The apostle Paul was a missionary. He travelled the areas about the Great Sea from A.D. 49-62 to spread the news about Jesus the Christ. There were many converts which he fathered. The epistles are the letters he wrote to these dearly loved saints, to encourage and instruct them. He often shares his heart. In Colossians 1:24-29 he writes of his calling from God, his vision of the call and what it cost him.
His Calling from God
Paul claims God entrusted him to preach the gospel. If we look back to Galatians, we read he received the gospel as a revelation from God. We also read that his call came from a desire to please God rather than men. It was to be a specific work with Gentiles. Paul explains God revealed this the same way he revealed Peter’s work was primarily to the Jews. Where their work was effective was the confirmation of their call.
His Vision of the Call
“Christ in you, the hope of glory” are the words Paul uses to describe what he is attempting to achieve. It has been a mystery, a hidden truth for ages, and now it is being revealed to the saints. Peter was proclaiming such to the Jews, and now Paul was instructing the Gentiles. God willed for them to know Christ in their lives and all it meant for their future. He would preach Christ and warn everyone with the wisdom God had given in Christ, to present them perfect in His name. God worked mightily within him to accomplish it.
What it Cost
Paul’s high call had a high price. He suffered. In the letter to the Corinthians, he expounds on his sufferings. He laboured harder than many of his colleagues; received beatings beyond what he could count; he endured imprisonment. He was stoned, shipwrecked, in dangerous situations, weary yet unable to sleep. Many times he was hungry or without clothing. Above it all, he had the deep concern for those he had fathered in Christ, some who turned their backs on the truths he proclaimed. His response to his suffering baffles me. He says he rejoices in his suffering. In Corinthians he speaks of his suffering as a place of strength, because in His own weakness, he experiences the strength of Christ. He sees his suffering as part of the work for Christ. Again, God works mightily in Him.
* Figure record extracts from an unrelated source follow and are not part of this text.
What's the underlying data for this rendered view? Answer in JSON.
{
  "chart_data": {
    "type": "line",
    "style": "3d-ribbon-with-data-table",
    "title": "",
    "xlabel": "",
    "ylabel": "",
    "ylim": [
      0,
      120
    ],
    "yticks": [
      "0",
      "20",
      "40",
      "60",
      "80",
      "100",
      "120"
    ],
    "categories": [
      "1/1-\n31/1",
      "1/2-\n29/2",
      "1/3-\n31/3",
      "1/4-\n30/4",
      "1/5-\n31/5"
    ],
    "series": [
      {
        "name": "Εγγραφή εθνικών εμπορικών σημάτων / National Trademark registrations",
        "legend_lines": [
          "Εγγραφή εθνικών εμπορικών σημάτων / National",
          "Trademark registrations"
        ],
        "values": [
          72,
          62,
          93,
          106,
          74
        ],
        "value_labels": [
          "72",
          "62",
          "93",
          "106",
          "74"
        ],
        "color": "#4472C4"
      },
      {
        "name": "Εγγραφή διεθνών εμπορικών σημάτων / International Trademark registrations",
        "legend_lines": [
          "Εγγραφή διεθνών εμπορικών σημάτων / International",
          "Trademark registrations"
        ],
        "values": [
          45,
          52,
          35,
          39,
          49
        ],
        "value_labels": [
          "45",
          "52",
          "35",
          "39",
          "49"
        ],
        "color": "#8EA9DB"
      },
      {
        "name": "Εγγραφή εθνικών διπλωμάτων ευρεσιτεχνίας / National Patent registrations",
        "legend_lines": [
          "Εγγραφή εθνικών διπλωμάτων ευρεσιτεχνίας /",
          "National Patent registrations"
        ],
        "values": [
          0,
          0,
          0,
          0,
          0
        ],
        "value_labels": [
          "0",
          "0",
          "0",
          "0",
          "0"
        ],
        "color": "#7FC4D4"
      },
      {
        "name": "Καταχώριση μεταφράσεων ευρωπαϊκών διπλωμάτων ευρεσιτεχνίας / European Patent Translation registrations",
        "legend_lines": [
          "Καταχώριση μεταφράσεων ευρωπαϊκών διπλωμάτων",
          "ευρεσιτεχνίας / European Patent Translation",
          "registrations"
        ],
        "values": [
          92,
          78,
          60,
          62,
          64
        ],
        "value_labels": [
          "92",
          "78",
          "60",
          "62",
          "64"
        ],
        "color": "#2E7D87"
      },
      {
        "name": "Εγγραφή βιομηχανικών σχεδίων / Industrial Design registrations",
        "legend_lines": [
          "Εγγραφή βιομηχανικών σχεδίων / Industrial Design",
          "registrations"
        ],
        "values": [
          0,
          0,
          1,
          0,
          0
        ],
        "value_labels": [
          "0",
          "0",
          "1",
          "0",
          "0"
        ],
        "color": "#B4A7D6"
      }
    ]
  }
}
Paul’s temporary suffering had an eternal weight of glory. In 2 Corinthians 4:16-18 he writes, “We do not lose heart,” “Our light affliction, which is for a moment, is working for us” “We do not look to the things which are seen, but at the things which are not seen” “The things which are not seen are eternal.”
Thus from Colossians 1:24-29, we understand Paul’s calling from God, his vision of the call and what it cost him.